Another Facebook wheeze, which I've reposted here for non-Facebookers. The instructions were to list fifteen record albums (LPs or CDs) "that had such a profound effect on you they changed your life. Dug into your soul. Music that brought you to life when you heard it. Royally affected you, kicked you in the wazzo[o], literally socked you in the gut, is what I mean."
Mine are in roughly chronological order, beginning at about age nine. Before that, most of the music I can remember was from my parents’ collection of 78 RPM singles, which included lots of Spike Jones, e.g. “Cocktails for Two”, “William Tell Overture”, “My Old Flame” (with a delicious faux-Peter Lorre voice), and “In Dreams I Kiss Your Hand, Madame” (done perfectly straight until the last line: “In dreams I kiss your hand, Madame, ‘cause I can’t STA-A-A-ND your breath!”); Guy Mitchell (“Christopher Columbus”, “Sparrow in the Tree Top”); and Rosie Clooney (“Shrimp Boats is a-Comin’”).
Here goes:
1. “Classical Music for People Who Hate Classical Music”, Boston Pops Orchestra, Arthur Fiedler conducting. My parents probably got this thinking it would inspire me. Boy, were they right. For years, all my most grandiose fantasies played out in my head to the accompaniment of Verdi’s “Grand March” from Aida.
2. “The King and I”, original Broadway cast, Gertrude Lawrence, Yul Brynner, et al. Lots of great Rogers & Hammerstein songs.
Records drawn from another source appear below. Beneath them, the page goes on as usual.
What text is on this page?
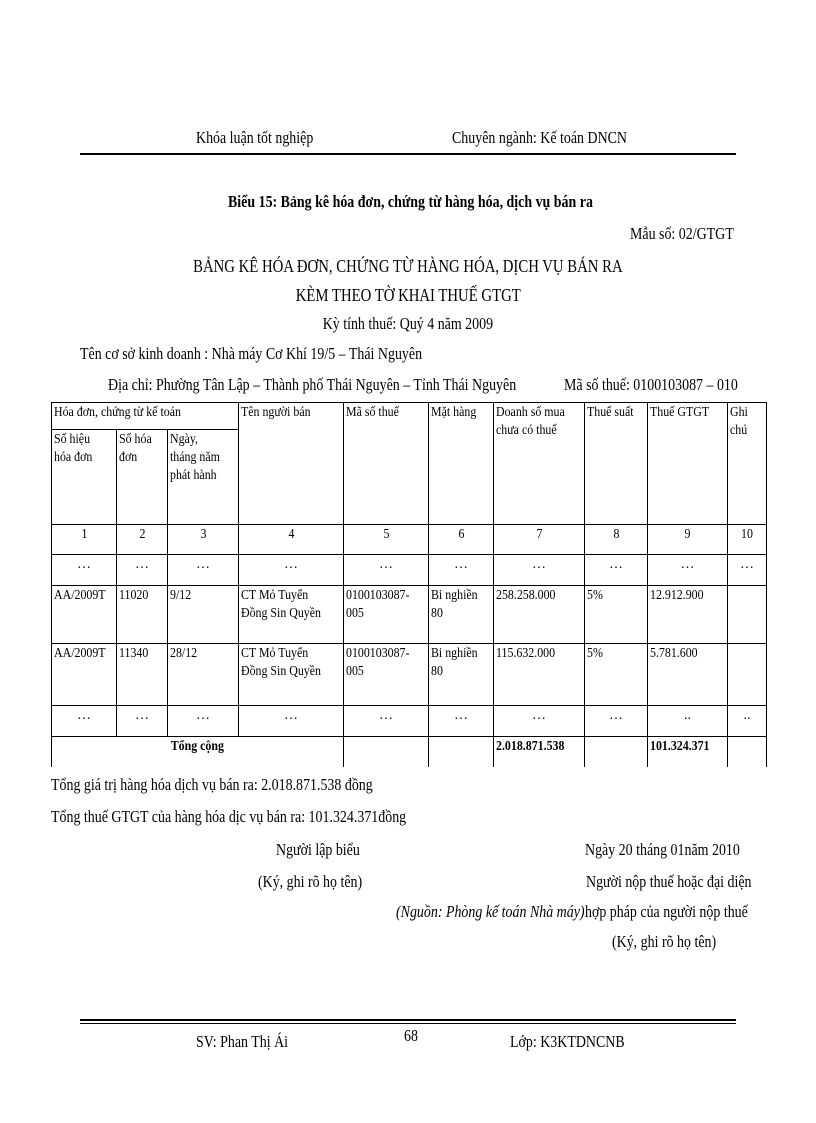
Khóa luận tốt nghiệp	Chuyên ngành: Kế toán DNCN
Biểu 15: Bảng kê hóa đơn, chứng từ hàng hóa, dịch vụ bán ra
Mẫu số: 02/GTGT
BẢNG KÊ HÓA ĐƠN, CHỨNG TỪ HÀNG HÓA, DỊCH VỤ BÁN RA
KÈM THEO TỜ KHAI THUẾ GTGT
Kỳ tính thuế: Quý 4 năm 2009
Tên cơ sở kinh doanh : Nhà máy Cơ Khí 19/5 – Thái Nguyên
Địa chỉ: Phường Tân Lập – Thành phố Thái Nguyên – Tỉnh Thái Nguyên	Mã số thuế: 0100103087 – 010
Hóa đơn, chứng từ kế toán			Tên người bán	Mã số thuế	Mặt hàng	Doanh số mua chưa có thuế	Thuế suất	Thuế GTGT	Ghi chú
Số hiệu hóa đơn	Số hóa đơn	Ngày, tháng năm phát hành							
1	2	3	4	5	6	7	8	9	10
…	…	…	…	…	…	…	…	…	…
AA/2009T	11020	9/12	CT Mỏ Tuyển Đồng Sin Quyền	0100103087-005	Bi nghiền 80	258.258.000	5%	12.912.900	
AA/2009T	11340	28/12	CT Mỏ Tuyển Đồng Sin Quyền	0100103087-005	Bi nghiền 80	115.632.000	5%	5.781.600	
…	…	…	…	…	…	…	…	..	..
Tổng cộng						2.018.871.538		101.324.371	
Tổng giá trị hàng hóa dịch vụ bán ra: 2.018.871.538 đồng
Tổng thuế GTGT của hàng hóa dịc vụ bán ra: 101.324.371đồng
Người lập biểu
(Ký, ghi rõ họ tên)
Ngày 20 tháng 01năm 2010
Người nộp thuế hoặc đại diện
(Nguồn: Phòng kế toán Nhà máy) hợp pháp của người nộp thuế
(Ký, ghi rõ họ tên)
SV: Phan Thị Ái	68	Lớp: K3KTDNCNB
The Gilbert and Sullivan-esque “Shall I Tell You What I Think of You?” was an inspiration in dealing with school bullies.
3. Enoch Light and the Light Brigade, “Persuasive Percussion”. When I was about fourteen, I had a brief but intense craze for Command Records’ “Percussion” series, of which this is the only one the title of which I recall with certainty. Basically, this was very bouncy, Latin-flavored jazz with lots of things that snapped, hissed, crackled, popped, and banged. About ten years ago, this stuff was resurrected as “ultra lounge music”.
4. The Limeliters, “Sing Out!” The Kingston Trio’s “Tom Dooley” and “MTA” were my introduction on radio to the folk music craze of the late ‘50s and ‘60s, but this was my first folk album.
5. Beethoven, “Archduke” Trio; Pablo Casals, Mieczyslaw Horszowski, and Sandor Vegh. Achingly lovely.
6. The Ventures, “Surfing”. This guitar-bass-drum instrumental group, originally from Tacoma, Washington, predated the surf craze with their 1960 hit “Walk, Don’t Run”. Having relocated to L.A., they cashed in on mid-sixties surf mania with this album, a mixture of very able covers of surf guitar classics like the Chan-Tays’ “Pipeline” and original material. This was the soundtrack for many late evenings in my dorm room during my first year of college.
7. Flatt & Scruggs, “Foggy Mountain Banjo”. My first bluegrass album; the beginning of a long affair.
8. Paul Butterfield Blues Band, “The Resurrection of Pigboy Crabshaw”. This album was my first taste of Chicago style electric blues.
9. The Byrds, “Sweetheart of the Rodeo”. My introduction to Gram Parsons’ “Cosmic American Music”; unfortunately, this drove my second year law school roommate to distraction.
10. Neil Young and Crazy Horse, “Everybody Knows This is Nowhere”. I’ve fantasized about singing “Cowgirl in the Sand” to every woman who has ever spurned me.
11. Fairport Convention (see also here), “Unhalfbricking”. I first heard “Percy’s Song”, an obscure Dylan piece that Fairport did in the manner of Anglican chant, wafting from a friend’s dorm room during my third year of law school. Because I was captivated by the style and by Sandy Denny's voice, I got the album, and began my long romance with this group and with British folk rock.
12. “The Harder They Come” soundtrack, Jimmy Cliff et al. My go-to when I’m feeling down.
13. Marshall Chapman, “Marshall Chapman”. It’s a tough decision between this, her eponymous third album, and “Jaded Virgin”, her second (and my first to own). “Rock and Roll Clothes” and “Runnin’ Out in the Night” tip the scales, as it were.
14. The Bothy Band (see also here), “Bothy Band 1975”. I’d never heard of them when I picked this from the record bin in an Irish crafts store in Greenwich Village in 1977. Took it home, and was blown away by the virtuosity of the instrumentals and the voices of Triona Ni Dhomhnaill and her brother, now sadly deceased, Micheal O’Dhomhnaill.
15. John Coltrane, “Giant Steps”. Listening to this at a friend’s place brought me to a long overdue appreciation of modern jazz.